Methods: Active RRMS patients who had relapsed on prior therapy were randomized to receive alemtuzumab 12 mg intravenously on 5 days at study start and on 3 days 1 year later or SC IFNB-1a 44 µg 3-times weekly. Relapse events were required to last ≥48 h, required objective signs as assessed by blinded raters, and were adjudicated by an independent committee.

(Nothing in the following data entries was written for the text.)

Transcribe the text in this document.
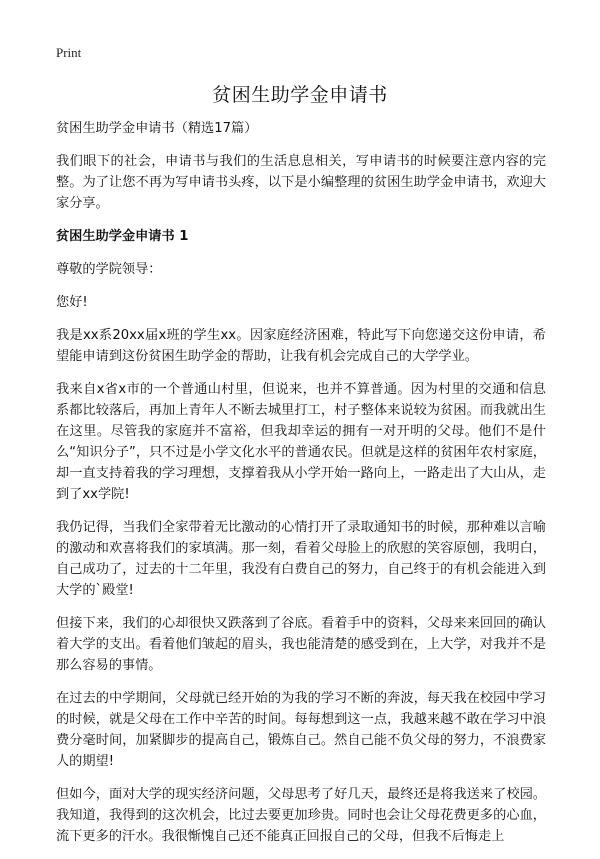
Print
贫困生助学金申请书

贫困生助学金申请书（精选17篇）

我们眼下的社会，申请书与我们的生活息息相关，写申请书的时候要注意内容的完整。为了让您不再为写申请书头疼，以下是小编整理的贫困生助学金申请书，欢迎大家分享。

贫困生助学金申请书 1

尊敬的学院领导：

您好!

我是xx系20xx届x班的学生xx。因家庭经济困难，特此写下向您递交这份申请，希望能申请到这份贫困生助学金的帮助，让我有机会完成自己的大学学业。

我来自x省x市的一个普通山村里，但说来，也并不算普通。因为村里的交通和信息系都比较落后，再加上青年人不断去城里打工，村子整体来说较为贫困。而我就出生在这里。尽管我的家庭并不富裕，但我却幸运的拥有一对开明的父母。他们不是什么“知识分子”，只不过是小学文化水平的普通农民。但就是这样的贫困年农村家庭，却一直支持着我的学习理想，支撑着我从小学开始一路向上，一路走出了大山从，走到了xx学院!

我仍记得，当我们全家带着无比激动的心情打开了录取通知书的时候，那种难以言喻的激动和欢喜将我们的家填满。那一刻，看着父母脸上的欣慰的笑容原刨，我明白，自己成功了，过去的十二年里，我没有白费自己的努力，自己终于的有机会能进入到大学的`殿堂!

但接下来，我们的心却很快又跌落到了谷底。看着手中的资料，父母来来回回的确认着大学的支出。看着他们皱起的眉头，我也能清楚的感受到在，上大学，对我并不是那么容易的事情。

在过去的中学期间，父母就已经开始的为我的学习不断的奔波，每天我在校园中学习的时候，就是父母在工作中辛苦的时间。每每想到这一点，我越来越不敢在学习中浪费分毫时间，加紧脚步的提高自己，锻炼自己。然自己能不负父母的努力，不浪费家人的期望!

但如今，面对大学的现实经济问题，父母思考了好几天，最终还是将我送来了校园。我知道，我得到的这次机会，比过去要更加珍贵。同时也会让父母花费更多的心血，流下更多的汗水。我很惭愧自己还不能真正回报自己的父母，但我不后悔走上
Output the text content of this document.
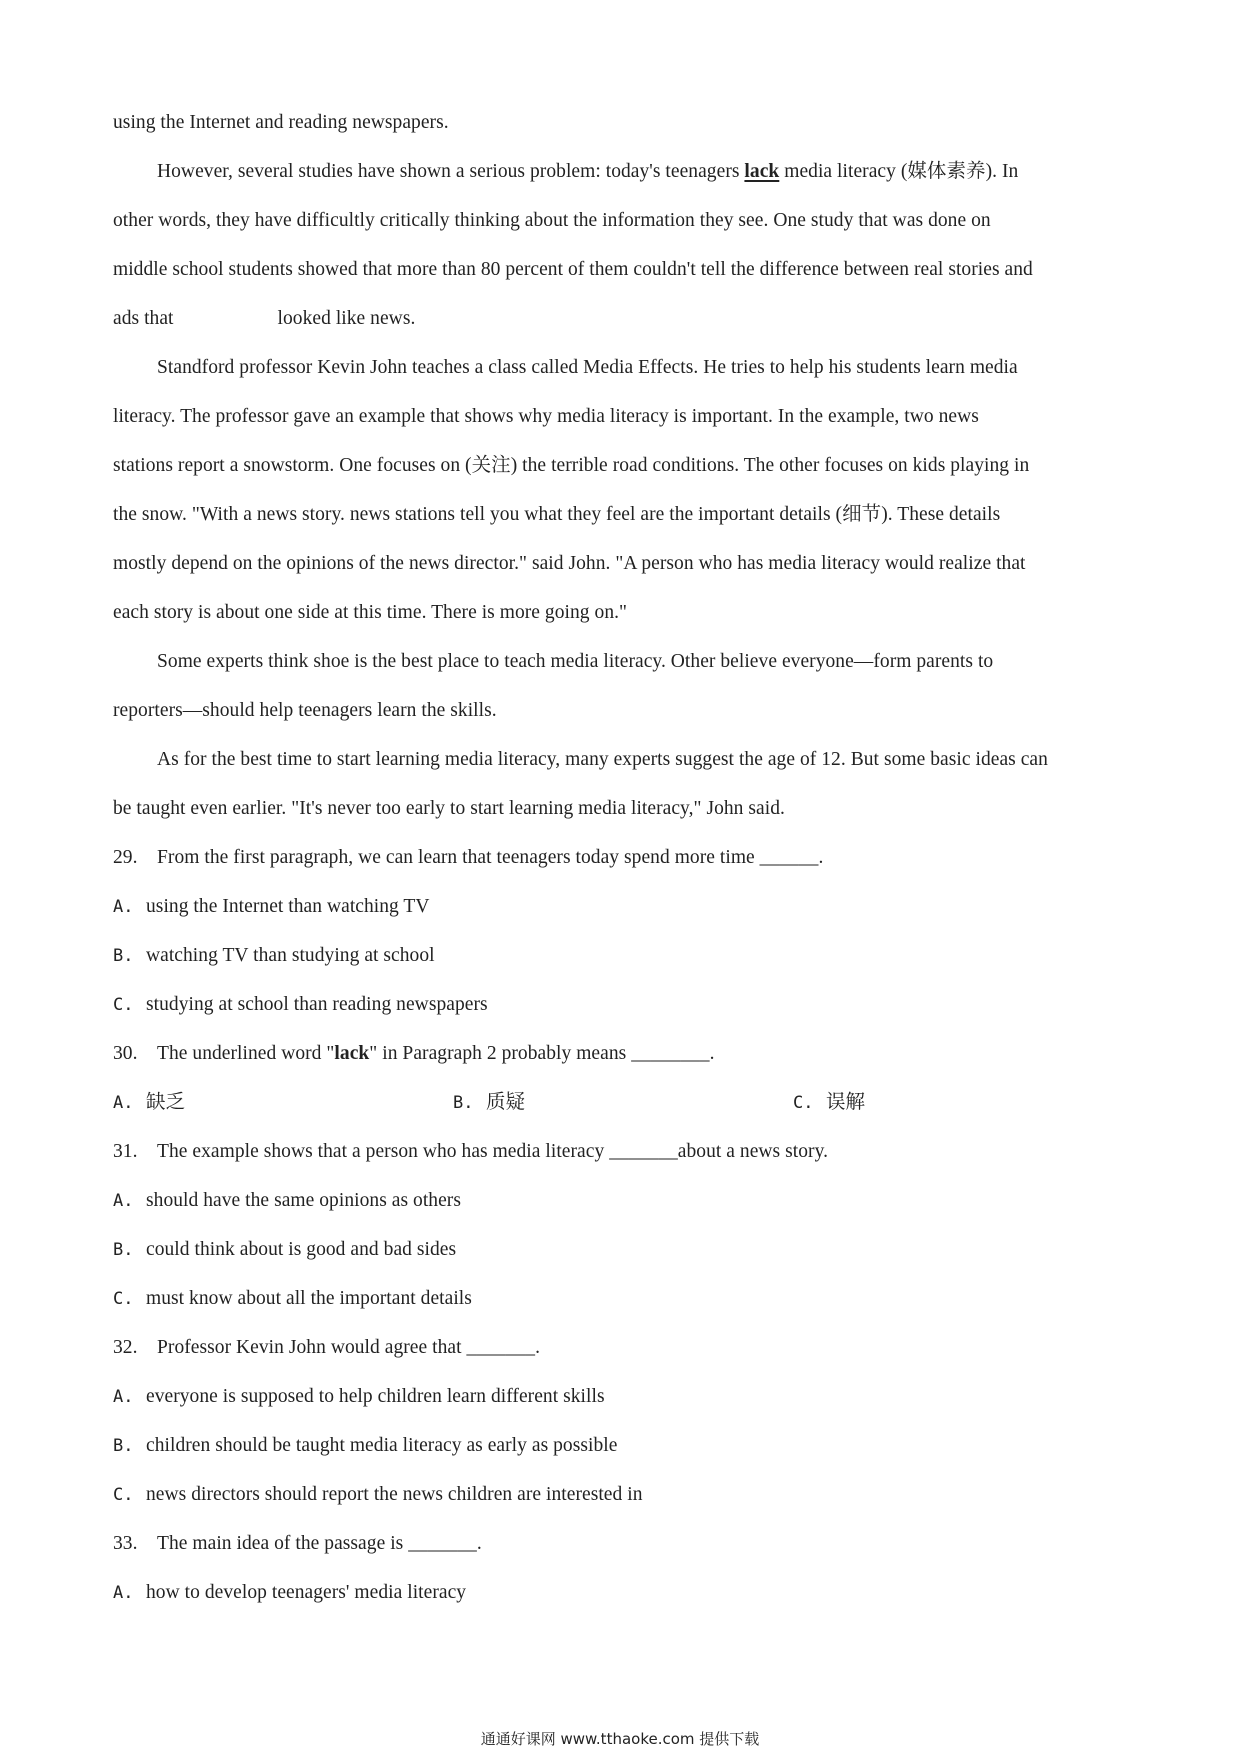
using the Internet and reading newspapers.
However, several studies have shown a serious problem: today's teenagers lack media literacy (媒体素养). In
other words, they have difficultly critically thinking about the information they see. One study that was done on
middle school students showed that more than 80 percent of them couldn't tell the difference between real stories and
ads that	looked like news.
Standford professor Kevin John teaches a class called Media Effects. He tries to help his students learn media
literacy. The professor gave an example that shows why media literacy is important. In the example, two news
stations report a snowstorm. One focuses on (关注) the terrible road conditions. The other focuses on kids playing in
the snow. "With a news story. news stations tell you what they feel are the important details (细节). These details
mostly depend on the opinions of the news director." said John. "A person who has media literacy would realize that
each story is about one side at this time. There is more going on."
Some experts think shoe is the best place to teach media literacy. Other believe everyone—form parents to
reporters—should help teenagers learn the skills.
As for the best time to start learning media literacy, many experts suggest the age of 12. But some basic ideas can
be taught even earlier. "It's never too early to start learning media literacy," John said.
29. From the first paragraph, we can learn that teenagers today spend more time ______.
A. using the Internet than watching TV
B. watching TV than studying at school
C. studying at school than reading newspapers
30. The underlined word "lack" in Paragraph 2 probably means ________.
A. 缺乏	B. 质疑	C. 误解
31. The example shows that a person who has media literacy _______about a news story.
A. should have the same opinions as others
B. could think about is good and bad sides
C. must know about all the important details
32. Professor Kevin John would agree that _______.
A. everyone is supposed to help children learn different skills
B. children should be taught media literacy as early as possible
C. news directors should report the news children are interested in
33. The main idea of the passage is _______.
A. how to develop teenagers' media literacy
通通好课网 www.tthaoke.com 提供下载
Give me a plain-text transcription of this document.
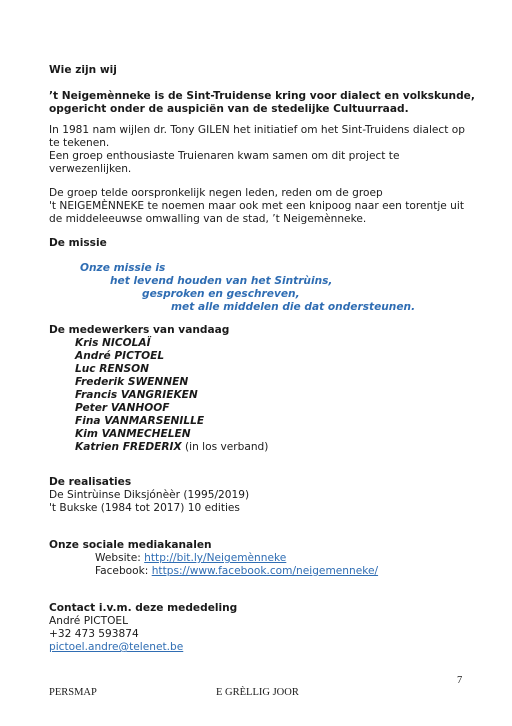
Wie zijn wij
’t Neigemènneke is de Sint-Truidense kring voor dialect en volkskunde,
opgericht onder de auspiciën van de stedelijke Cultuurraad.
In 1981 nam wijlen dr. Tony GILEN het initiatief om het Sint-Truidens dialect op
te tekenen.
Een groep enthousiaste Truienaren kwam samen om dit project te
verwezenlijken.
De groep telde oorspronkelijk negen leden, reden om de groep
't NEIGEMÈNNEKE te noemen maar ook met een knipoog naar een torentje uit
de middeleeuwse omwalling van de stad, ’t Neigemènneke.
De missie
Onze missie is
het levend houden van het Sintrùins,
gesproken en geschreven,
met alle middelen die dat ondersteunen.
De medewerkers van vandaag
Kris NICOLAÏ
André PICTOEL
Luc RENSON
Frederik SWENNEN
Francis VANGRIEKEN
Peter VANHOOF
Fina VANMARSENILLE
Kim VANMECHELEN
Katrien FREDERIX (in los verband)
De realisaties
De Sintrùinse Diksjónèèr (1995/2019)
't Bukske (1984 tot 2017) 10 edities
Onze sociale mediakanalen
Website: http://bit.ly/Neigemènneke
Facebook: https://www.facebook.com/neigemenneke/
Contact i.v.m. deze mededeling
André PICTOEL
+32 473 593874
pictoel.andre@telenet.be
7
PERSMAP	E GRÈLLIG JOOR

Results: Alemtuzumab’s superior effect on relapse reduction was statistically significant (P = 0.046) within 4 months of initiating treatment and was maintained throughout the study period. Compared with IFNB-1a, alemtuzumab reduced the relapse rate by 54% in Year 1 (P < 0.0001) and 41% in Year 2 (i.e., Months 12 to 24) (P = 0.0017). Percentage of patients experiencing relapse in the alemtuzumab group versus the IFNB-1a group were 12% vs 29% through Month 6, 24% vs 43% through Month 12, and 35% vs 51% through Month 24. Analysis of cumulative monthly relapses among patients receiving alemtuzumab showed that its effect on relapse rate was consistent throughout the 24 months of the study.
Conclusions: Alemtuzumab suppressed relapses more effectively than high-dose, high-frequency SC IFNB-1a in active RRMS patients who had experienced disease activity on previous therapy. The greater effect of alemtuzumab on relapse rate became significant within 4 months of treatment initiation and was durable throughout the 2-year study period.